Dengan kebijakan tersebut dan mempertimbangkan penambahan biaya skrining dengan promotiv dan preventif, perluasan faskes dan kapasitas pelayanan, serta memperhatikan dampak penyintas Covid-19, maka diproyeksikan pada bulan Agustus atau September 2025 DJS Kesehatan berpotensi mengalami defisit.
"Namun yang jelas, berdasarkan perhitungan aktuaria, belum dibutuhkan penyesuaian iuran JKN hingga akhir 2024," ujar Muttaqien. Kalaupun diperlukan penyesuaian, kepurusan berada di tangan Presiden melalui peraturan presiden.

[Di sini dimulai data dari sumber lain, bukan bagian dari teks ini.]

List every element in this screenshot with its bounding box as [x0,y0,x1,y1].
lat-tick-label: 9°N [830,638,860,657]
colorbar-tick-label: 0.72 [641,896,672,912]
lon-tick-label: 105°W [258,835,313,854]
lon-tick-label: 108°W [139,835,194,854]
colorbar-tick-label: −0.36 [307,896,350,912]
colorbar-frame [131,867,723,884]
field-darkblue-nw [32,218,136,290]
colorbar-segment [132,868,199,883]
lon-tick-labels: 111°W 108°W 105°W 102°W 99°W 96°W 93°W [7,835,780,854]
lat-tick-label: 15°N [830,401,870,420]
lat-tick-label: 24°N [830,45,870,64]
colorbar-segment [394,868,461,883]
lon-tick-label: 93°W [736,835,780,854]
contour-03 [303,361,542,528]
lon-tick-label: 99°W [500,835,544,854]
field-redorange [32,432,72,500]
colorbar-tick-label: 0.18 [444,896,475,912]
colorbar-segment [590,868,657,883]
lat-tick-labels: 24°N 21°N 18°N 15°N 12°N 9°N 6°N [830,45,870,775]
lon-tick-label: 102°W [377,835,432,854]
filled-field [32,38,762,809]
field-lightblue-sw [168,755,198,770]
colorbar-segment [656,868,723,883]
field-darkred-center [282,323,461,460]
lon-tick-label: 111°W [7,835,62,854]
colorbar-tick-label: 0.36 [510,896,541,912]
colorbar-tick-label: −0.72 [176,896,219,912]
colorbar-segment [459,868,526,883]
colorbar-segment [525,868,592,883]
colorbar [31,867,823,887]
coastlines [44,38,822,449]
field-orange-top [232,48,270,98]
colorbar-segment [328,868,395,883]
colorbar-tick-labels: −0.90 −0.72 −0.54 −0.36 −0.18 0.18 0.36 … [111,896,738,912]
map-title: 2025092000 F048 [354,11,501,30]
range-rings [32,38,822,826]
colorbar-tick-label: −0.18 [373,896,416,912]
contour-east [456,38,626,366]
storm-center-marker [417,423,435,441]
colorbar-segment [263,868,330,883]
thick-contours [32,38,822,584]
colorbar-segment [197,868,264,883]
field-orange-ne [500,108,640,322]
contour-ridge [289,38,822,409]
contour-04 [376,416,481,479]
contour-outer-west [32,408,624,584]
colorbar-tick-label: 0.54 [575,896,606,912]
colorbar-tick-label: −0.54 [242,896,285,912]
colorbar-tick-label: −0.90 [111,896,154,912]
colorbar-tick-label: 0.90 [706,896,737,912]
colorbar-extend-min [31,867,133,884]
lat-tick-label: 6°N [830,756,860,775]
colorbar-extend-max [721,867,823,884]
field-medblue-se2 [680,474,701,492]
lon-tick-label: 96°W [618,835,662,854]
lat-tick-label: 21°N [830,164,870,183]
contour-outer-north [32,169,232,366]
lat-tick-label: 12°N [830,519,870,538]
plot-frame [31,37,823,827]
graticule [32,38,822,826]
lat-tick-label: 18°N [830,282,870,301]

Adapun berdasarkan Perpres Nomor 64 Tahun 2020 tentang Perubahan Kedua atas Peraturan Presiden Nomor 82 Tahun 2018 tentang Jaminan Kesehatan Pasal 38 disebutkan bahwa besaran iuran ditinjau paling lama dua tahun sekali, dengan menggunakan standar praktei aktuaria jaminan sosial yang lazim dan berlaku umum dan sekurang-kurangnya memperhatikan inflasi, biaya kebutuhan Jaminan Kesehatan, dan kemampuan membayar iuran.
"Sejak dini, dibutuhkan identifikasi dan mitigasi resiko yang diperlukan agar program JKN dapat terus berlanjut, bermutu, dan memberikan manfaat kepada masyarakat," kata Muttaqien.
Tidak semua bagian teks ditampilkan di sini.